We often hear of the expansion of awareness in various mystical traditions like Buddhism, Sufism, Yoga, and many others. In our everyday experience, it may be difficult to conceptualize what this means exactly. We may feel that an expanded awareness is only possible after many years of spiritual pursuit and perfecting certain esoteric practices. But in fact, an expanded state of awareness is accessible to us all.
Let’s try a little experiment. Sit comfortably in a reasonably quiet space and take a few deep breaths to relax. Now, note that you are aware. Awareness is always present in your waking experience. Now take your awareness to your toes. Can you feel your toes? That is the ability of attention to focus awareness. Your toes never stopped feeling, all the nerves remained operational, but now your awareness was focused there. Next, sense the top of your head. Awareness is now focused there. Switch back and forth – from your head to your feet – can you sense a movement of awareness?

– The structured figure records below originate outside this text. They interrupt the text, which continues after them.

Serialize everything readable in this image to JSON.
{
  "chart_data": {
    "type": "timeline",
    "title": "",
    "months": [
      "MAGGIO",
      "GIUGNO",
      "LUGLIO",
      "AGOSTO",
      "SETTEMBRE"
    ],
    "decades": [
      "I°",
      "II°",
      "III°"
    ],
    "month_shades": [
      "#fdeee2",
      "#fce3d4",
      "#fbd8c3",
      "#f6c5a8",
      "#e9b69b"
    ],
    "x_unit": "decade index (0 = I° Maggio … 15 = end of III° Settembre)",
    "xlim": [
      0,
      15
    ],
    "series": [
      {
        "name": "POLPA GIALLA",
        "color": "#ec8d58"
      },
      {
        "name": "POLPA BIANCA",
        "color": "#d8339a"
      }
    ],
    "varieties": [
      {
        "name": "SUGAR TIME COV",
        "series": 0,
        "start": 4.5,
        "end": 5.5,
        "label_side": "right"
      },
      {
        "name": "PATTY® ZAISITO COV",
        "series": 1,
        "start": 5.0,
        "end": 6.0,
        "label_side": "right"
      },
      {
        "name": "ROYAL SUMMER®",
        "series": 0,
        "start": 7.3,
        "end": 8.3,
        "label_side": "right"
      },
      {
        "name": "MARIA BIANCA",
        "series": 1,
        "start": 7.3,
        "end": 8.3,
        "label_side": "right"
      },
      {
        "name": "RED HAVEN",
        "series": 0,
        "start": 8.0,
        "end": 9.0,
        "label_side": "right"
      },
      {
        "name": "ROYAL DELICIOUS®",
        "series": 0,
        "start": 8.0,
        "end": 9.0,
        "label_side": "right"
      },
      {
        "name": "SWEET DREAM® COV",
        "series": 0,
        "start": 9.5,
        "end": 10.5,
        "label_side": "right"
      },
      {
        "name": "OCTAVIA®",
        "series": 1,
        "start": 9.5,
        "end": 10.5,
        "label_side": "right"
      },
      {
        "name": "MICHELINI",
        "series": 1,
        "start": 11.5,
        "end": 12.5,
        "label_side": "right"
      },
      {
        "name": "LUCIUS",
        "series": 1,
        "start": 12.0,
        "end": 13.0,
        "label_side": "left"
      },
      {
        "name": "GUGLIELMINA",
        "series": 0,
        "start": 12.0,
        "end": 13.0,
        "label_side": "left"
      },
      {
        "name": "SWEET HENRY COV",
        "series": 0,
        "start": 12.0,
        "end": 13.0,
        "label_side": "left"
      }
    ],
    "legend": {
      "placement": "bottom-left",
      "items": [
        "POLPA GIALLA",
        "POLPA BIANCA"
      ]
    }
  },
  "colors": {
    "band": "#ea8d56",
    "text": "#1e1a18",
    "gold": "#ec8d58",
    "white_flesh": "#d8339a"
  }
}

Consider this – the movement of awareness that you are sensing is a contraction and expansion of awareness. First it contracted to focus on your toes, then it expanded, and contracted to the top of your head. You can sense, and direct, the contraction and expansion of awareness. To illustrate this, have you ever been so focused on some activity that you did not hear someone call out your name? Your ears never stopped working, but your awareness was highly contracted, laser focused, on one task.
Now you know that you can take conscious control of your awareness – it may seem obvious but it’s surprising how we often take that power of attention for granted and do not exercise it. Without conscious management of attention, it goes on autopilot and veers towards the thought stream forever coming out of the brain. And so, this is what is meant by mindfulness – taking conscious control of one’s awareness instead of allowing it to be carried on the waves of thoughts that the brain generates.
We see that awareness can be contracted to one object and can also be left on default mode to go on mental autopilot. But it can also be opened up or expanded. Let’s try another experiment. Again, sitting comfortably and relaxing into a few deep breaths, can you sense into your feet and the top of your head at the same time? Can you feel both simultaneously? Now bring your peripheral vision into your awareness as well. Hold all three areas in your awareness. At the same time, you hear sounds in the background – perhaps a car or the refrigerator or a neighbor. Now, also notice your breath moving in and out. You are simultaneously aware of all of this happening in the moment. Continue to sit like this for a few moments. This simple demonstration shows what an expanded state of awareness feels like. There’s wider openness and fewer contractions.
Now let’s think about how that felt. You may describe it as feeling softer, and quieter inside. Note that you will say that, even though you heard noises. Consciously opening your awareness like this does feel quieter – so let’s ask – what’s absent? What makes it quieter? Did you notice some level of normal agitation that was not there? What was curiously missing? Can you come to it?
Thoughts were missing. The mental chatter was missing. The more we can open our awareness, the more we can include everything inclusively experienced, the less attention goes into the stream of the mind and its thoughts. We can practice this natural awareness of our senses to hone in the practice, then we can move this awareness inward in meditation. Thoughts may come and go but we are not engaging them – awareness remains wide open. And eventually it opens wider.